O Relicário
Por GLuciano Percussi (2004)
Tradução por Maria Grazia Percussi e Betty Jona
- Vó, o que é que você está fazendo, tão quietinha! Tão suspirosa! Quando você começa a suspirar... hum... tenho até medo.
- Vó, outra vez com esse álbum no colo? Outra vez esse olhar saudoso, essas rugas acentuadas, essas mãozinhas trêmulas, esse choro reprimido?
- Vó, não chore não, lembre com saudades, mas... não com lágrimas.

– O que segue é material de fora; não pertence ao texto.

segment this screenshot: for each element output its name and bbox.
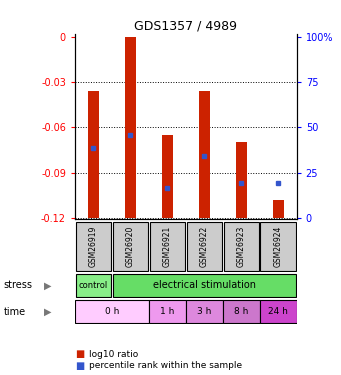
Text: 24 h: 24 h xyxy=(268,307,288,316)
Bar xyxy=(113,274,296,297)
Text: ■: ■ xyxy=(75,361,84,370)
Text: GSM26924: GSM26924 xyxy=(274,226,283,267)
Text: electrical stimulation: electrical stimulation xyxy=(153,280,256,290)
Text: control: control xyxy=(79,281,108,290)
Bar xyxy=(76,274,111,297)
Bar xyxy=(113,222,148,272)
Bar xyxy=(223,300,260,323)
Text: ▶: ▶ xyxy=(44,307,51,316)
Text: 1 h: 1 h xyxy=(160,307,175,316)
Text: 0 h: 0 h xyxy=(105,307,119,316)
Bar xyxy=(76,222,111,272)
Bar xyxy=(261,222,296,272)
Bar xyxy=(125,37,136,218)
Bar xyxy=(88,91,99,218)
Text: 8 h: 8 h xyxy=(234,307,249,316)
Bar xyxy=(236,142,247,218)
Text: GSM26922: GSM26922 xyxy=(200,226,209,267)
Bar xyxy=(224,222,259,272)
Text: GSM26920: GSM26920 xyxy=(126,226,135,267)
Bar xyxy=(199,91,210,218)
Text: percentile rank within the sample: percentile rank within the sample xyxy=(89,361,242,370)
Text: stress: stress xyxy=(3,280,32,290)
Text: GSM26919: GSM26919 xyxy=(89,226,98,267)
Bar xyxy=(149,300,186,323)
Bar xyxy=(186,300,223,323)
Text: ▶: ▶ xyxy=(44,280,51,290)
Bar xyxy=(162,135,173,218)
Title: GDS1357 / 4989: GDS1357 / 4989 xyxy=(134,20,237,33)
Bar xyxy=(273,200,284,218)
Bar xyxy=(260,300,297,323)
Bar xyxy=(187,222,222,272)
Text: GSM26923: GSM26923 xyxy=(237,226,246,267)
Text: 3 h: 3 h xyxy=(197,307,211,316)
Text: ■: ■ xyxy=(75,350,84,359)
Text: log10 ratio: log10 ratio xyxy=(89,350,138,359)
Bar xyxy=(150,222,185,272)
Text: time: time xyxy=(3,307,26,316)
Bar xyxy=(75,300,149,323)
Text: GSM26921: GSM26921 xyxy=(163,226,172,267)
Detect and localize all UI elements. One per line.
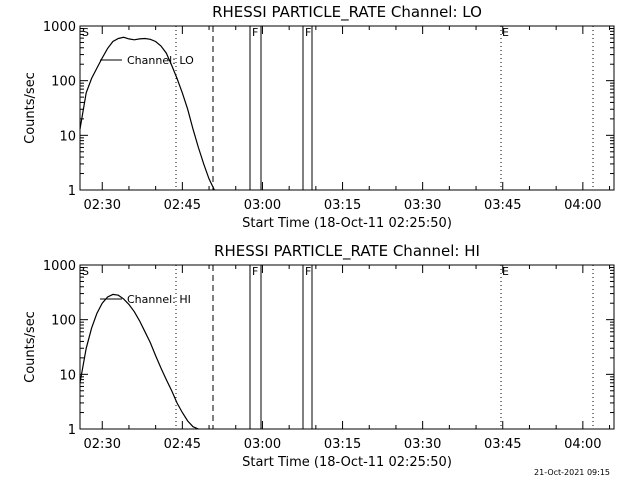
panel-lo-title: RHESSI PARTICLE_RATE Channel: LO	[212, 3, 482, 22]
panel-hi: RHESSI PARTICLE_RATE Channel: HI Counts/…	[23, 242, 615, 470]
panel-lo-x-axis: 02:30 02:45 03:00 03:15 03:30 03:45 04:00	[84, 26, 611, 213]
panel-hi-legend-label: Channel: HI	[127, 293, 191, 306]
x-tick-label: 02:45	[164, 198, 201, 213]
x-tick-label: 03:30	[404, 437, 441, 452]
y-tick-label: 10	[59, 129, 76, 144]
y-tick-label: 1000	[43, 259, 76, 274]
event-marker-letter: F	[252, 265, 258, 278]
panel-lo-legend-label: Channel: LO	[127, 54, 194, 67]
series-line-hi	[79, 293, 199, 430]
series-line-lo	[79, 36, 215, 191]
event-marker-letter: F	[305, 265, 311, 278]
x-tick-label: 03:00	[244, 437, 281, 452]
panel-lo-series	[79, 36, 215, 191]
panel-hi-x-axis: 02:30 02:45 03:00 03:15 03:30 03:45 04:00	[84, 265, 611, 452]
panel-hi-xlabel: Start Time (18-Oct-11 02:25:50)	[242, 455, 452, 470]
x-tick-label: 03:45	[484, 198, 521, 213]
x-tick-label: 03:00	[244, 198, 281, 213]
event-marker-letter: S	[82, 26, 89, 39]
panel-lo: RHESSI PARTICLE_RATE Channel: LO Counts/…	[23, 3, 615, 231]
panel-hi-series	[79, 293, 199, 430]
x-tick-label: 03:15	[324, 198, 361, 213]
panel-lo-plot-frame	[79, 25, 615, 191]
panel-lo-y-axis: 1 10 100 1000	[43, 20, 614, 199]
x-tick-label: 02:30	[84, 198, 121, 213]
x-tick-label: 02:45	[164, 437, 201, 452]
y-tick-label: 10	[59, 368, 76, 383]
panel-lo-ylabel: Counts/sec	[23, 72, 38, 144]
x-tick-label: 04:00	[564, 198, 601, 213]
panel-hi-plot-frame	[79, 264, 615, 430]
x-tick-label: 03:30	[404, 198, 441, 213]
y-tick-label: 1	[68, 423, 76, 438]
event-marker-letter: E	[502, 265, 509, 278]
panel-hi-title: RHESSI PARTICLE_RATE Channel: HI	[214, 242, 480, 261]
y-tick-label: 100	[51, 314, 76, 329]
event-marker-letter: E	[502, 26, 509, 39]
x-tick-label: 03:15	[324, 437, 361, 452]
event-marker-letter: S	[82, 265, 89, 278]
x-tick-label: 02:30	[84, 437, 121, 452]
x-tick-label: 04:00	[564, 437, 601, 452]
generation-timestamp: 21-Oct-2021 09:15	[534, 468, 610, 477]
panel-hi-y-axis: 1 10 100 1000	[43, 259, 614, 438]
panel-lo-xlabel: Start Time (18-Oct-11 02:25:50)	[242, 216, 452, 231]
y-tick-label: 1	[68, 184, 76, 199]
event-marker-letter: F	[305, 26, 311, 39]
y-tick-label: 100	[51, 75, 76, 90]
panel-hi-ylabel: Counts/sec	[23, 311, 38, 383]
y-tick-label: 1000	[43, 20, 76, 35]
event-marker-letter: F	[252, 26, 258, 39]
x-tick-label: 03:45	[484, 437, 521, 452]
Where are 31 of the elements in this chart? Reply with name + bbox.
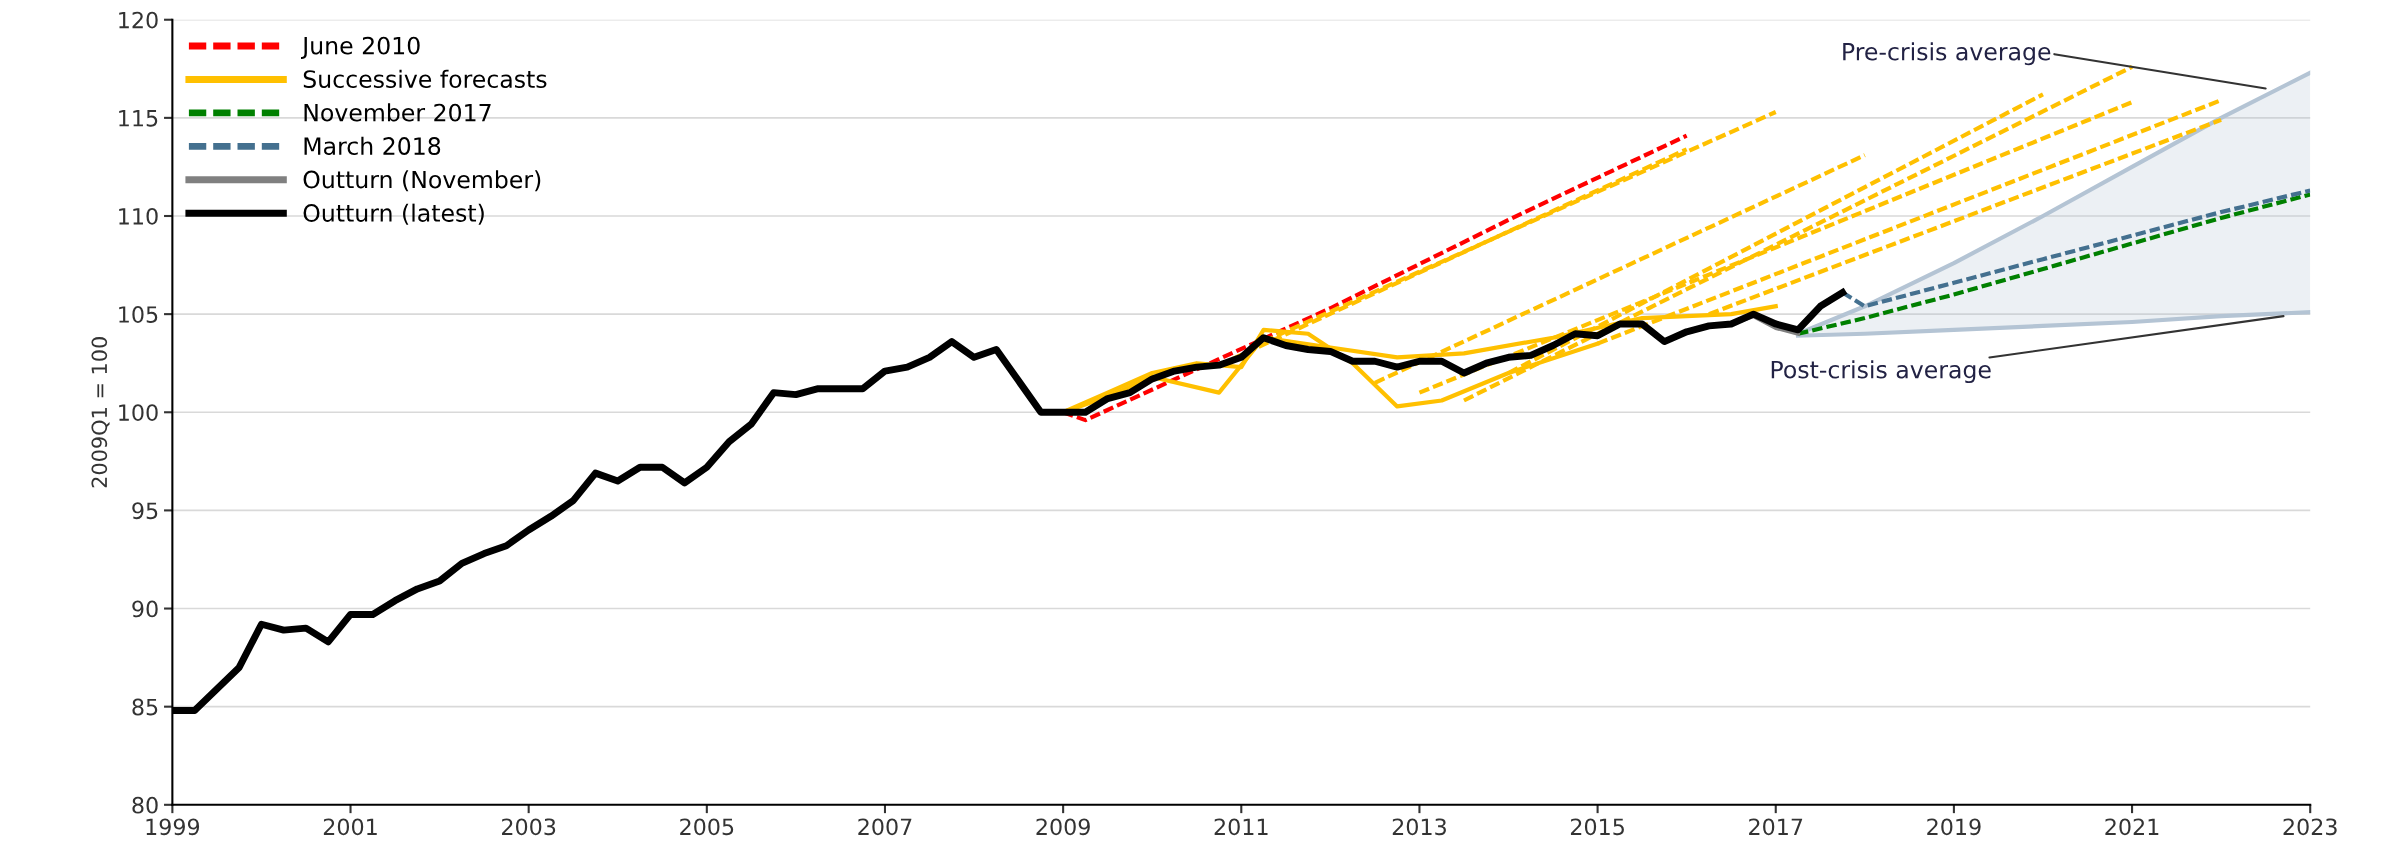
x-tick-label: 2009 [1036, 818, 1090, 836]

Tudo passa na vida. O ontem ficou no passado, lá longe. O que vale vó, é o hoje. E hoje está um belo dia! Dá até para sair um pouco, passear pela rua, conversar com as vizinhas, olhar os cachorros passeando com seus donos, olhar a vida, vó! A vida! Deixa que eu empurre sua cadeira. Vamos lá, vozinha querida... O sol está quentinho! Vamos lá...
E lá se vão as duas, pelas ruas de um bairro antigo, de uma cidade interiorana, onde o passado se perpetua nas fachadas de casas simples, onde o silêncio só é interrompido pelo latido de cães caseiros ou pelo canto de pássaros soltos nas árvores, onde a paz pode até ser melancólica, porque saudosa...
E o álbum, onde ficou o álbum cuja capa de couro perdeu sua cor original? O álbum relicário, que guarda fotos antigas, de tempos que não voltam mais, tempos felizes, simples, ausências daqueles que já se foram. Memórias vinculando o passado ao presente, unindo o ontem ao hoje, estampando a transformação, fruto de um tempo que passa... passa...
Ao olhar as fotos a vovó saudosa chora, porque constata que o tempo não para, tudo se transforma e só as fotografias são capazes de conter o antes e o depois.
E na sabedoria de idosa cuja memória já está se diluindo, ela usa seu amado relicário para recordar, porque não quer castigar o seu passado com o esquecimento daqueles a quem tanto amou!